Article 134 of the Constitution of India, 1950 provides for an appeal to the Supreme Court from any judgment, final order or sentence in a criminal proceeding of a High Court if (a) it has on appeal reversed an order of acquittal of an accused person and sentenced him to death or (b) has withdrawn for trial before itself, any case from any Court subordinate to it and has in such trial convicted the accused and sentenced him to death or (c) it certifies that the case is a fit one for appeal to the Supreme Court.
Hence, there is, at present, no right of appeal to a death sentence if the accused was concurrently convicted by the courts below. The accused has to only try his chances by invoking the discretionary power of the Supreme Court under Article 136, which allows the Court to dismiss such death sentence cases in limine, i.e. without admitting it for a hearing on merits, or without recording reasons for such dismissal.
The press note then refers to two reports- one submitted by the Death Penalty India Report by National Law University, Delhi, and the other titled report entitled ‘Lethal Lottery’ prepared by Amnesty International and People’s Union for Civil Liberties, to support its contention that several Special Leave Petitions have been dismissed by the Supreme Court in limine.

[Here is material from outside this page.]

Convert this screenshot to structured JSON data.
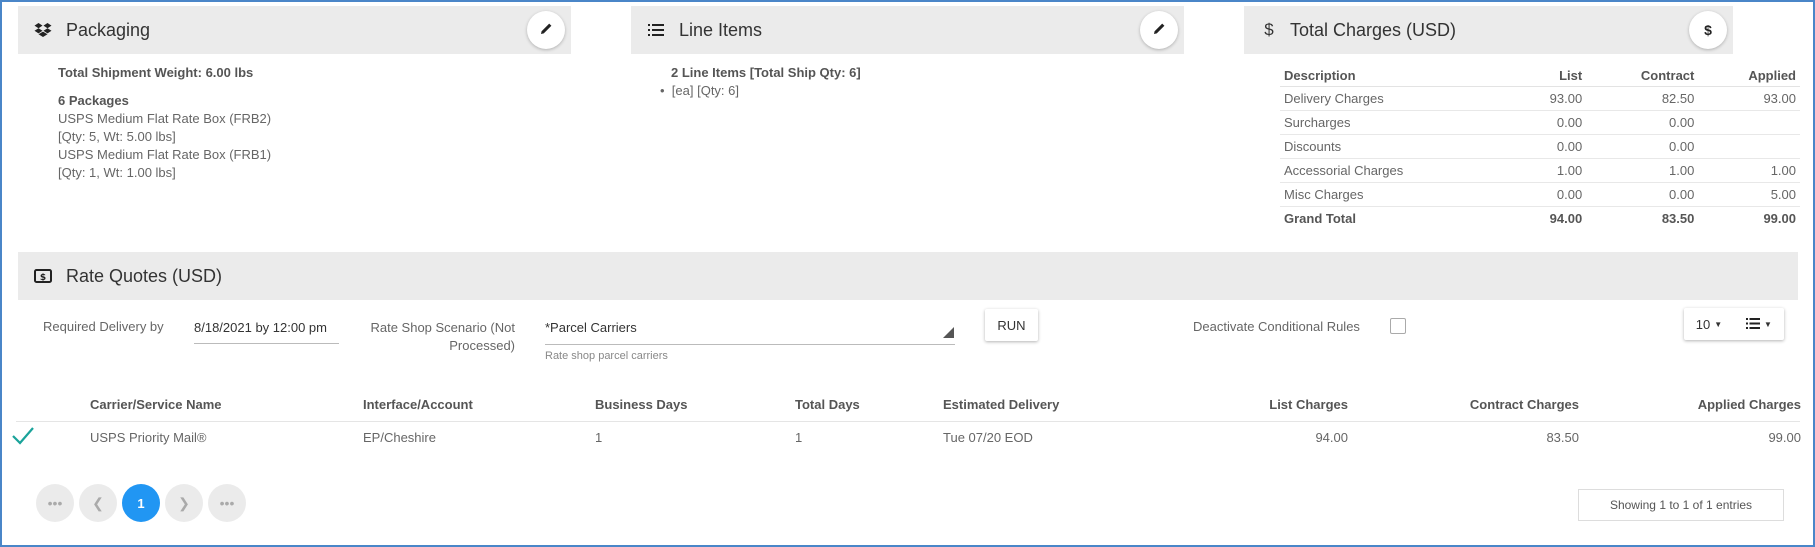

It further makes reference to the 187th Law Commission Report on Mode of Execution of Death Sentence and Incidental Matters, and the 262nd Law Commission Report on the Death Penalty, which had recommended a statutory right to appeal before the Supreme Court in all death sentence matters. The Bill, therefore, seeks to expand the appellate jurisdiction of the Supreme Court, providing mandatory appeals when death sentences are confirmed, and when sentences are enhanced to the death penalty by High Courts.
It is interesting to note that a similar Bill was introduced by Mr. Atal Bihari Vajpayee in April, 1987. It was however withdrawn on the assurance of its consideration by the then Minister of Law, Mr. H.R. Bharadwaj. The Bill, however, never saw the light of the day. 30 years later, it has now been introduced as a Private Member Bill by Mr. Kumar.
The Orphan Child (Provision of Social Security) Bill, 2016
Mr. Kumar also introduced the Orphan Child (Provision of Social Security) Bill, 2016 on Friday, along with the above mentioned Bill. This Bill seeks to provide a comprehensive policy for the welfare and reservation of orphan children in India, and makes it obligatory for the State to provide care, shelter and succour to these children.
The Bill establishes a welfare fund, known as the Orphan Welfare Fund, with an initial corpus of Rs. 2,000 Crore. It further mandates the Central Government to provide 3% reservation for orphans in education and employment.